Faktor-Faktor yang Berhubungan dengan Perilaku Hidup Bersih dan Sehat pada Murid SDN 007 Bonai Darussalam Kecamatan Bonai Darussalam Kabupaten Rokan Hulu tahun 2016

Categorie(s):
   Skripsi
Author(s):
   Pratiwi, Dhani
Advisor:
Nurdin
Putri, Lidya Mardison
ISSN/ISBN:
-
eISSN/eISBN:
-
Keyword(s):
Perilaku Hidup Bersih dan Sehat pada Murid
DOI:
-
Abstract :
Kebiasaan PHBS ditanamkan sejak dini agar terbawa hingga usia tua. Murid Sekolah Dasar (SD) cenderung menjadi target yang tepat untuk dibekali dengan hal yang positif seperti PHBS untuk hidup lebih sehat. Survei awal terhadap 10 orang murid SDN 007 Bonai Darussalam, 7 orang murid memiliki PHBS yang buruk dengan memiliki kebiasaan tidak mencuci tangan sebelum makan dengan sabun, buang sampah sembarangan, makan jajanan yang tidak sehat, memiliki kuku tangan dan kaki yang panjang dan kotor. Tujuan penelitian mengetahui faktor-faktor yang berhubungan dengan PHBS pada murid SD. Metode penelitian survey analitik dengan pendekatan cross sectional. Populasi adalah murid SDN 007 Bonai Darussalam, Kecamatan Bonai Darussalam, Kabupaten Rokan Hulu kelas 3, 4, dan 5 yang berjumlah 60 siswa, pengambilan sampel secara total sampling. Data dikumpulkan melalui wawancara terpimpin dengan panduan kuesioner, kemudian diolah secara komputerisasi dengan uji statistik chi-square. Hasil analisis univariat diketahui 55,0 % responden memiliki pengetahuan rendah, 61,7 % perang orang tua baik, 60 % peran guru kurang baik, 60 % peran petugas kurang baik dan 51,7 % melakukan praktik PHBS kurang baik.
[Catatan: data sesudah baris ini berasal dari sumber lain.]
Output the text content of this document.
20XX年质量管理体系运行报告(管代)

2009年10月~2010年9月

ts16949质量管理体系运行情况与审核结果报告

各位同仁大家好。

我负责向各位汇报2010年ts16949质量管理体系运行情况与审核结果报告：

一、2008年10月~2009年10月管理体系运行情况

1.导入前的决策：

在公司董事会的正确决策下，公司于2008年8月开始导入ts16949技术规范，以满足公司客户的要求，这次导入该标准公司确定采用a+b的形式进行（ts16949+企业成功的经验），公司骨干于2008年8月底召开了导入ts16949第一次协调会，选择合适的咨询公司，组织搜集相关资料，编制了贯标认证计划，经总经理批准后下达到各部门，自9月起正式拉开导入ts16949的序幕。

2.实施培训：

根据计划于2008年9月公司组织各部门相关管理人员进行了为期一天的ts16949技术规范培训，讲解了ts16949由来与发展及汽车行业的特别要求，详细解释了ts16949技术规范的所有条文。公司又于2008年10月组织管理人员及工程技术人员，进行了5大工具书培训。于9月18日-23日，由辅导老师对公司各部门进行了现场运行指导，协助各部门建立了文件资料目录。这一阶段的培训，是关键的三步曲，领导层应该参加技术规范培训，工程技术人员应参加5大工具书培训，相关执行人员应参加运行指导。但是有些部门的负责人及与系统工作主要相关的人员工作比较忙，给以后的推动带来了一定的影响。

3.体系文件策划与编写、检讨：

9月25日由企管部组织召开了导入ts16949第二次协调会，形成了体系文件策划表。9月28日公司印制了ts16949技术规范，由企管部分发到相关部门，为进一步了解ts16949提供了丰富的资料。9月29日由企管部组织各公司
Hasil analisa bivariat diketahui faktor yang berhubungan dengan PHBS anak sekolah adalah pengetahuan (p = 0,021 dan OR = 4,000), peran orang tua (p = 0,003 dan OR = 6,646), peran guru (p = 0,002 dan OR = 6,818), dan peran petugas (p = 0,010 dan OR = 4,857). Disimpulkan bahwa faktor yang paling berhubungan dengan PHBS adalah peran guru dan peran orang tua. Diharapkan guru dan orang tua lebih meningkatkan perannya masing-masing untuk mengajak anak-anaknya untuk berPHBS.